Çalışma hayatında da dijital denge önemli. Neler söyleyeceksiniz?
Kurumsal tarafta dijital denge sağlanamadığında bakıyorsunuz verimlilik düşmüş oluyor. Neden? İşte gece geç saate kadar çalışmak, ekranlar, mavi ışığın uyku düzenini bozması, sabah sinirli kalkmak, bunların hepsi verimliliğin düşmesine sebep oluyor, üretkenliği azaltıyor. Hatta bu durumda çalışanların kurumlara verimsizlik maliyeti çok daha yüksek oluyor. Ama hayatlarında bunu dengeye soktukları zaman bu, kuruma da, performansa da yansıyor. Bu konuda da kurumlara eğitimler veriyoruz.
Peki, dijital dengeyi sağlamak için önerileriniz neler? Siz nelere dikkat ediyorsunuz?
Planlı zamanlarım var. İşten eve geldiğim zaman çocuklarımla, ailemle geçireceğim zamanlarda, yemek masasında olduğumuz zamanlarda o ekranları masamıza koymuyoruz. En az yarım saat telefonlarımıza dokunmuyoruz, ekranlarla sohbetimizi bölmüyoruz. Dünya dönmeye devam ediyor. Yemek sonrası yarım saat civarında sosyal medyada vakit geçiriyorum. Nitelikli içerikler seyredip kendimi eğitiyorum. Çocuklar da aynı şekilde. Onların da bir saati var. Uyku zamanım yaklaştığında, yatmadan 30 dakika önceden ekranlarla ilişiğimi kesiyorum. Kitabımı yanı başıma alıyorum, kitabımı okuyorum çünkü o mavi ekran gerçekten sürekli beynin gündüz olduğunu zannetmesine sebep oluyor. Evet bizde de alışkanlık, yatmadan bir bakmak, uyanınca da ilk iş telefona bakmak. Dijital denge için benim ilk hayatıma kazandırmış alışkanlığım gece yatarken ve sabah uyandığımda telefona bakmamak oldu. Bu da benim için çok güzel, verimli oldu. Sabah kalkıyorum. En azından zihnim berrakken o sırada odaklanmam gereken şeylere yöneliyorum, ekran beni bölmüyor, kesintiye uğratmıyor.

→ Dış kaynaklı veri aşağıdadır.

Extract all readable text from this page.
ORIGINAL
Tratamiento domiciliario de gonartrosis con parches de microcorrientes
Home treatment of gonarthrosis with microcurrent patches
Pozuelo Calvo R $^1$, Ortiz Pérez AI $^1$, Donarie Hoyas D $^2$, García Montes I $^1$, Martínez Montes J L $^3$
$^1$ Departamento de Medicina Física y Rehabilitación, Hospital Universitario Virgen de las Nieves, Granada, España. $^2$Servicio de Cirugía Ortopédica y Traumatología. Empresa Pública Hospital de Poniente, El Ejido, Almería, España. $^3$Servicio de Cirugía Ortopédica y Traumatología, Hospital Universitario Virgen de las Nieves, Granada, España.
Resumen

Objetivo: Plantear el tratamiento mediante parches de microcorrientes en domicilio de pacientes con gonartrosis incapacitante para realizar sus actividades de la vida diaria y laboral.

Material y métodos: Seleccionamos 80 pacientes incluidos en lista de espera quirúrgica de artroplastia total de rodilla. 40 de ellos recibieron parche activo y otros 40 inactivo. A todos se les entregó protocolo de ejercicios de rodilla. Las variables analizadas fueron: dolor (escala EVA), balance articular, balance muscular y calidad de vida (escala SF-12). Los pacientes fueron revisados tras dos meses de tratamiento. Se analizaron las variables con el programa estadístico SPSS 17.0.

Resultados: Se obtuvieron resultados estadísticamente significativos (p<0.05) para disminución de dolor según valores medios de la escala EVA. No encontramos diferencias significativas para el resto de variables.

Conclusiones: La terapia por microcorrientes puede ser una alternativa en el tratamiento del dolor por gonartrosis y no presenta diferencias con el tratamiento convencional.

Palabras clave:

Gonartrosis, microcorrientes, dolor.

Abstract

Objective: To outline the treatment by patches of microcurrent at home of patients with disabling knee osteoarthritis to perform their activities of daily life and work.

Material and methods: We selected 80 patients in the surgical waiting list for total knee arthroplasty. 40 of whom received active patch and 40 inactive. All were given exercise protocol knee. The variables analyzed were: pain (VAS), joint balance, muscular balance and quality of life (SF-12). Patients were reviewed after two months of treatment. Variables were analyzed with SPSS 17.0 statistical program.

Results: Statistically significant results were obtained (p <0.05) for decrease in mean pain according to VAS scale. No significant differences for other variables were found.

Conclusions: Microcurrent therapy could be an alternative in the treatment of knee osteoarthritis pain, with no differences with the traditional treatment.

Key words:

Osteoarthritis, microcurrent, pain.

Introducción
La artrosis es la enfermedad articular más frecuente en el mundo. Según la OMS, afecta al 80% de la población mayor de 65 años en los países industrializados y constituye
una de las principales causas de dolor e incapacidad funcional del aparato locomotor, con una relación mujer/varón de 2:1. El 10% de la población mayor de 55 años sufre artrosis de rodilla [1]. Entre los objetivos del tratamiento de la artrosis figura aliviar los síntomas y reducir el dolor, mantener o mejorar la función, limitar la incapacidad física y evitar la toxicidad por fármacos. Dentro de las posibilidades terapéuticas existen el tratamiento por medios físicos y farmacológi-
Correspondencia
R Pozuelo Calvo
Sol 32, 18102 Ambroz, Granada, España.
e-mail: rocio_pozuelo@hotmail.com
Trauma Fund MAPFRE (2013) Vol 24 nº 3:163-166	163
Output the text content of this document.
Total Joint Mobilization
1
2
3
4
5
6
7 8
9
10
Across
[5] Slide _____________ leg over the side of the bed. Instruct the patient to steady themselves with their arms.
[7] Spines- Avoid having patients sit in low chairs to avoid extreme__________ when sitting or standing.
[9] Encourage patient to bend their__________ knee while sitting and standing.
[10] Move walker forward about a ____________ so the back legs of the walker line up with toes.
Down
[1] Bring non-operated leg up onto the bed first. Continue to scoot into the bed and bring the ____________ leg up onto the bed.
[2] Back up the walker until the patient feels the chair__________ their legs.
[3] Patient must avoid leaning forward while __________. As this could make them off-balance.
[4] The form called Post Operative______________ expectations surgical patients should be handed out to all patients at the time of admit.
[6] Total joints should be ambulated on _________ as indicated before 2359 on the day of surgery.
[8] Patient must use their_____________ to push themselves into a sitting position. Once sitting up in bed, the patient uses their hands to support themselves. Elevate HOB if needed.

@dijitaldenge adıyla Youtube ve Instagram üzerinden dijital denge konusunda farkındalık yaratmayı sağlayan içerikleriniz de ilgi görüyor. Konularınızı nasıl belirliyorsunuz ve en çok sizi kimler izliyor?
Evet, sosyal medyada beni en çok profesyonel çalışanlar ve ebeveynler takip ediyor. Şu anda kuşak sorunları, dijital zorbalık, dijital bağımlılık konuları ilgi görüyor. Dijital vatandaşlık, dijital okuryazarlık konuları da çok dikkat çekiyor. İlişkiler de açıkçası benim dikkatimi çekiyor. İlişkiler dijitalde başlıyor, dijitalde devam ediyor ve dijitalde sona eriyor artık. Kimse ilişkilerini yüz yüze bile bitirmiyor. Tamam dijitalde yaşıyoruz bu aşkı, bu ilişkiyi bari onu düzgün yaşayalım. Bu konularda uzmanlarla konuşarak tüyolar verdiğimiz içerikler de çok ilgi görüyor.